Why is it significant that Roy’s death relates to baseball? Given Maria’s
erotic perception of baseball, do you think Roy’s death relates to the
brief sexual encounter between the speaker and Maria?
On “A Wall Map of Paris”
The epigraph for the poem “A Wall Map of Paris” is taken from Rilke’s The Sounds of Orpheus, which translates as “Let their [the criers]
clear stream carry the head and the lyre.” How does the invocation of
Orpheus, the inventor of the lyre and the perfect musician, affect the
poem? What might the poem be saying about the creation of poetry or the
poet himself?
In “A Wall Map of Paris” the narrator describes a map with a “darkening
stain.” What might the stain represent? How is the map a key to unlocking
memories? Does the map give the speaker a final destination or does it
lead him back to a starting point?
In “A Wall Map of Paris” the first stanza holds a variety of references to
an ambiguous “darkness”: the “darkening stain,” Rilke’s “The Panther,” the
“darkness” that came from “James Wright’s head.” These are immediately
contrasted by the incursion of the “sunlight” through the “windowpane.”
Throughout the poem, lightness and darkness are mediated by glass and
water (the river). What affect to do these translucent mediums have on
objects on either side of them?
On
“The Memory Palace”
The speaker in the poem “The Memory Palace” says, “It is the machine
shop…it is all around you and/ inside you, and for reasons you cannot
know, it contains everything/you did or felt or thought.” Does this
statement give mechanical attributes to the thought process? What is the
speaker suggesting about the nature of human thought?

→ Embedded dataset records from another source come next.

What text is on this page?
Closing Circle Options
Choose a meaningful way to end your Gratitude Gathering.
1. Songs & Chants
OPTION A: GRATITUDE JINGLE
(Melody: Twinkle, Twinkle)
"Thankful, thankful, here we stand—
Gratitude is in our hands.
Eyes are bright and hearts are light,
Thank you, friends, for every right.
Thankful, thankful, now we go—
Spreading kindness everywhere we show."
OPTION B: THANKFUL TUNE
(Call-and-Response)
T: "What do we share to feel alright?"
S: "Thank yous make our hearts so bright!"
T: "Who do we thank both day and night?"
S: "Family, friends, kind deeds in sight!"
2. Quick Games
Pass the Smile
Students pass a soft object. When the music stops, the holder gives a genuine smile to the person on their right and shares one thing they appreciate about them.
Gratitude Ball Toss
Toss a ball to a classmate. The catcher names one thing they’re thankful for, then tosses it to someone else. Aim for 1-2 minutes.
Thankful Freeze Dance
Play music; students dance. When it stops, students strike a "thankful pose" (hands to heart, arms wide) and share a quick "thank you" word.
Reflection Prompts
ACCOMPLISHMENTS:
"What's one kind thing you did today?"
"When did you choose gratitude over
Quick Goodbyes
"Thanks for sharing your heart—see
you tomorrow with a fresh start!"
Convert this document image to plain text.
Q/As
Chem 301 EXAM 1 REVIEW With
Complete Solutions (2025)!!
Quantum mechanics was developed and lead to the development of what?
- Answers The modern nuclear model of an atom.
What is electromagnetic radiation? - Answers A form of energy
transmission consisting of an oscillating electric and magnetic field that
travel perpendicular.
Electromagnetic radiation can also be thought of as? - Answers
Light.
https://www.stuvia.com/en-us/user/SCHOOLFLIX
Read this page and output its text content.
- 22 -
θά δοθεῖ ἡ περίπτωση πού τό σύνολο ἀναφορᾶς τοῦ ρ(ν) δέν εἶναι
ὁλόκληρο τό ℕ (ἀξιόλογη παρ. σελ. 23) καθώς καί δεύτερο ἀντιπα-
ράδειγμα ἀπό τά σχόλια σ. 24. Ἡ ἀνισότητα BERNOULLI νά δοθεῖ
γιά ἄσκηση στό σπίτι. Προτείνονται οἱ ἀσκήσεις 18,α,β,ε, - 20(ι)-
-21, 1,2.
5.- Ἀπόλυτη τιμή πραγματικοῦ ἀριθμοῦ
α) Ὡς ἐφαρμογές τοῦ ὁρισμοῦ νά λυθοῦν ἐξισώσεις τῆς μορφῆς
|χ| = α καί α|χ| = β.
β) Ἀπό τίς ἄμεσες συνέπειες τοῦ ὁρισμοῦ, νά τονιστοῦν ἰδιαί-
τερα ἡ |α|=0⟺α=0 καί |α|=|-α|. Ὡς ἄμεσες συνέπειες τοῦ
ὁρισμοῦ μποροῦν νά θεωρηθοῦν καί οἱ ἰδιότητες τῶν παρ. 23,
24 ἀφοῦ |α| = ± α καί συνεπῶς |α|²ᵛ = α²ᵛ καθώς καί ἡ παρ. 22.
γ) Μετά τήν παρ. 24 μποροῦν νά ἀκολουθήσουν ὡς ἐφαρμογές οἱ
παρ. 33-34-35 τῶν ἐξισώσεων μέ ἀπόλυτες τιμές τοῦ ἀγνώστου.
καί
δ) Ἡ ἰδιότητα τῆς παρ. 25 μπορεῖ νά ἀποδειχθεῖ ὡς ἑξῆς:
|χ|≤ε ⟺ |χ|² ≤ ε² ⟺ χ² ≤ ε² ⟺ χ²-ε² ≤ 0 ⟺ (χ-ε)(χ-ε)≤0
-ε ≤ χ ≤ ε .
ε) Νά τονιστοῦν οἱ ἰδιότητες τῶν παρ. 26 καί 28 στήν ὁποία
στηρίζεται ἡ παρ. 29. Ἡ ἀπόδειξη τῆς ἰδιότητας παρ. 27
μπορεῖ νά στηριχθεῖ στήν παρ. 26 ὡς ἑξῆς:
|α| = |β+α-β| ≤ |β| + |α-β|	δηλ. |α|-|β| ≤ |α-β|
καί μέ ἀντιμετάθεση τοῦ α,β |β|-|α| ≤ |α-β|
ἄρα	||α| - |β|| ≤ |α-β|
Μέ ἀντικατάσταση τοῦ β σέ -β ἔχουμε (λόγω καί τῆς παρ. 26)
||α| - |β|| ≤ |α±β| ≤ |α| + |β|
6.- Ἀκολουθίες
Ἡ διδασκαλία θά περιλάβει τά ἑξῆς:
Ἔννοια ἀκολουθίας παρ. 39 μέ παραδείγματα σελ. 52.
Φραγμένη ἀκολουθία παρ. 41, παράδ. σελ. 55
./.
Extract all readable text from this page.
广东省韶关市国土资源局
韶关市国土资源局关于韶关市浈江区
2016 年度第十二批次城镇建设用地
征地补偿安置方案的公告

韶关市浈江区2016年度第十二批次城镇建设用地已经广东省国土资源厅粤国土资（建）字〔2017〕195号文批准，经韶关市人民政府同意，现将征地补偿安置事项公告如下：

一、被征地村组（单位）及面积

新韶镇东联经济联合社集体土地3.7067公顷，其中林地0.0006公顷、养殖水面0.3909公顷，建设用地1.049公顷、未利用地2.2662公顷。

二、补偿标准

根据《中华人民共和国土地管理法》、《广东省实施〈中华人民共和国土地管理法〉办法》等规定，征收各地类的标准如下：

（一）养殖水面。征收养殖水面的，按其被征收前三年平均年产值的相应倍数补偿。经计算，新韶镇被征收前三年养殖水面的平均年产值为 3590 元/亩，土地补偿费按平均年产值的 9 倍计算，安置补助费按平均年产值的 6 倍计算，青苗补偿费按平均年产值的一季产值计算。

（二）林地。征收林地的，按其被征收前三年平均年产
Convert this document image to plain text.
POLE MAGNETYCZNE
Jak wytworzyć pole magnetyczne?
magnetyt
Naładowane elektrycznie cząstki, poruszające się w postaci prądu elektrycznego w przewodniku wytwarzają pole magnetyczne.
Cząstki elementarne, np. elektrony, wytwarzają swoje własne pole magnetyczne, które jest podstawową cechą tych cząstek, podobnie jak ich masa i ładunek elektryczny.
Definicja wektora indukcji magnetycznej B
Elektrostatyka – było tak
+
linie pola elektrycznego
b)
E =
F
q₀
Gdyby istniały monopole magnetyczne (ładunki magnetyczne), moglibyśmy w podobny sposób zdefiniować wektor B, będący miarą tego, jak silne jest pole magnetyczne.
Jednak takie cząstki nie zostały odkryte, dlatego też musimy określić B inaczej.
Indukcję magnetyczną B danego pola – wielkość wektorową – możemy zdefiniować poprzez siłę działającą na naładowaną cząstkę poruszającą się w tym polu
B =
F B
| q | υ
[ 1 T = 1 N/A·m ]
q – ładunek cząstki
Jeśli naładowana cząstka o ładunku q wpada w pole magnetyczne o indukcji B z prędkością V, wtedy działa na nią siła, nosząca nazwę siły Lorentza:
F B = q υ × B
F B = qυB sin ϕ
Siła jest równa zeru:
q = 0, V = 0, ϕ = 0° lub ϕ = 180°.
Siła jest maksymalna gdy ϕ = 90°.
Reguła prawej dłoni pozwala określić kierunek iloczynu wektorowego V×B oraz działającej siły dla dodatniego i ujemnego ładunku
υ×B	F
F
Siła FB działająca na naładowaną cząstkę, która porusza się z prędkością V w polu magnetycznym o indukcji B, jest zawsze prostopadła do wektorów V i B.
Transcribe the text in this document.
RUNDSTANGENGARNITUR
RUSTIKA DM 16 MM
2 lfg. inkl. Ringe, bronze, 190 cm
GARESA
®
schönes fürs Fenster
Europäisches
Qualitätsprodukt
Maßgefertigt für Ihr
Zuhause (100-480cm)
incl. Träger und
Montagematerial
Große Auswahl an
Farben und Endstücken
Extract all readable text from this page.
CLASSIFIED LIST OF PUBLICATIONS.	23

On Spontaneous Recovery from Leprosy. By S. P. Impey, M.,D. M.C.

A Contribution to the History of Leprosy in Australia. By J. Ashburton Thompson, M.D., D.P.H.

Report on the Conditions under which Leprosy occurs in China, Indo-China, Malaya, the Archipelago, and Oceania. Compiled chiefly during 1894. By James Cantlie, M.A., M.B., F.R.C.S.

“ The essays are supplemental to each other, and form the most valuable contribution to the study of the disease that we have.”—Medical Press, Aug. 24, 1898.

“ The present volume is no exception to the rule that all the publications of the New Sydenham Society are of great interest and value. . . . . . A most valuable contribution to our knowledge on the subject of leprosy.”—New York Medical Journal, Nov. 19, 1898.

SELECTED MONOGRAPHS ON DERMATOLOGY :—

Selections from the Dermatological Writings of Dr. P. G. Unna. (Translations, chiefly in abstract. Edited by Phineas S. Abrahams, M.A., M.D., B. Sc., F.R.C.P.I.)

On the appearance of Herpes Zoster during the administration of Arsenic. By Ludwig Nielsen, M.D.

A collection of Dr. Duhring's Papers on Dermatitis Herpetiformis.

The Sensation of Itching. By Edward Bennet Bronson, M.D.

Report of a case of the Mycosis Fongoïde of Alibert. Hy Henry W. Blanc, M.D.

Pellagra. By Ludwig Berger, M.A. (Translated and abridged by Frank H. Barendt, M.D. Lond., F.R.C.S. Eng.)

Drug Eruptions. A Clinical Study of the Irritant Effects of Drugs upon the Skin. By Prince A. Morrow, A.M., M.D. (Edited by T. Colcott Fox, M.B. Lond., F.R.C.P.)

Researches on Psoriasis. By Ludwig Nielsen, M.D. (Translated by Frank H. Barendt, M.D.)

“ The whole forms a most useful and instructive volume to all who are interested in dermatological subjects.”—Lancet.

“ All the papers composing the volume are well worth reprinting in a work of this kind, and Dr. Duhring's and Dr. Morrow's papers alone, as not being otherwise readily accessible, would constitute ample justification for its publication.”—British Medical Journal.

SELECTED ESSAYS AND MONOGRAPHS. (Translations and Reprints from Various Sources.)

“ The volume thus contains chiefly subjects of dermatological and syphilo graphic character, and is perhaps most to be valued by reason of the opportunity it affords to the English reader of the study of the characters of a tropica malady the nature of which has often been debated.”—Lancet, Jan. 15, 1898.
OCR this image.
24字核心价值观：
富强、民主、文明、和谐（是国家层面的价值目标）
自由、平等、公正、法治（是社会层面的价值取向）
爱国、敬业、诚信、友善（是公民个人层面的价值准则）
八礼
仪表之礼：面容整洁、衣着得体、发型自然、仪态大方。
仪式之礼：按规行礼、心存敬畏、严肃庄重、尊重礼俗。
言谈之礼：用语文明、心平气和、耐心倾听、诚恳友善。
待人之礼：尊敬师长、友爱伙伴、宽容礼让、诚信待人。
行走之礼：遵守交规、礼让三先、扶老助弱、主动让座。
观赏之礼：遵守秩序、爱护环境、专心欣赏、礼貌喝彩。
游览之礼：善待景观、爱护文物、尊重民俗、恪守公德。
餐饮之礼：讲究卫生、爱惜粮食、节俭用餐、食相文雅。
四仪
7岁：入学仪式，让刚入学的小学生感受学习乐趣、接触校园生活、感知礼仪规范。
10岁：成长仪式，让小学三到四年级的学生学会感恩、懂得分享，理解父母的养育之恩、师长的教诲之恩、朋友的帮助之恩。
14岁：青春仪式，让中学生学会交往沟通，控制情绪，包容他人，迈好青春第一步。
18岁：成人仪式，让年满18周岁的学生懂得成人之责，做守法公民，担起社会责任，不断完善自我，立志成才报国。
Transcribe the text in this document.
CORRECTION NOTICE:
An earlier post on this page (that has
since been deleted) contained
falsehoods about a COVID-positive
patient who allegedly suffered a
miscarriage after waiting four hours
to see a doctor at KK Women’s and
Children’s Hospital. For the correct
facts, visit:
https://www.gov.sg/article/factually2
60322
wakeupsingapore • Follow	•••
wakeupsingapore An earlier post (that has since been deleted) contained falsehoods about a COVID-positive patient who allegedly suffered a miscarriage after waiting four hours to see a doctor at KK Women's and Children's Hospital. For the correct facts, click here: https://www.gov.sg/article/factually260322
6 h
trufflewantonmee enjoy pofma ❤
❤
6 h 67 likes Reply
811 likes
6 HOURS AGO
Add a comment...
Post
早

What is the “certain urgency” motivating the speaker of “The Memory
Palace”? How might this urgency relate to forgetting? How might it relate
to death?
“The Memory Palace” seems to bend normal conceptions of time. The boy
reaches to catch the frisbee, time freezes, and “three hundred years later
he / came down.” What do you make of the poem’s conception of time? How
does this bending of time relate to memory and how we experience the
process of remembering?
What do you think of the italicized passages in the poem? Do they seem to
interrupt the action of the poem or add to it? What do you make of the
fact that the italicized parts can be read by themselves to form their own
separate poem?
The speaker in “The Memory Palace” says, “You hunger always for things
seen in the light of everything else/and the light is endless.” What does
this light imagery symbolize, and why does it matter that it is “endless”?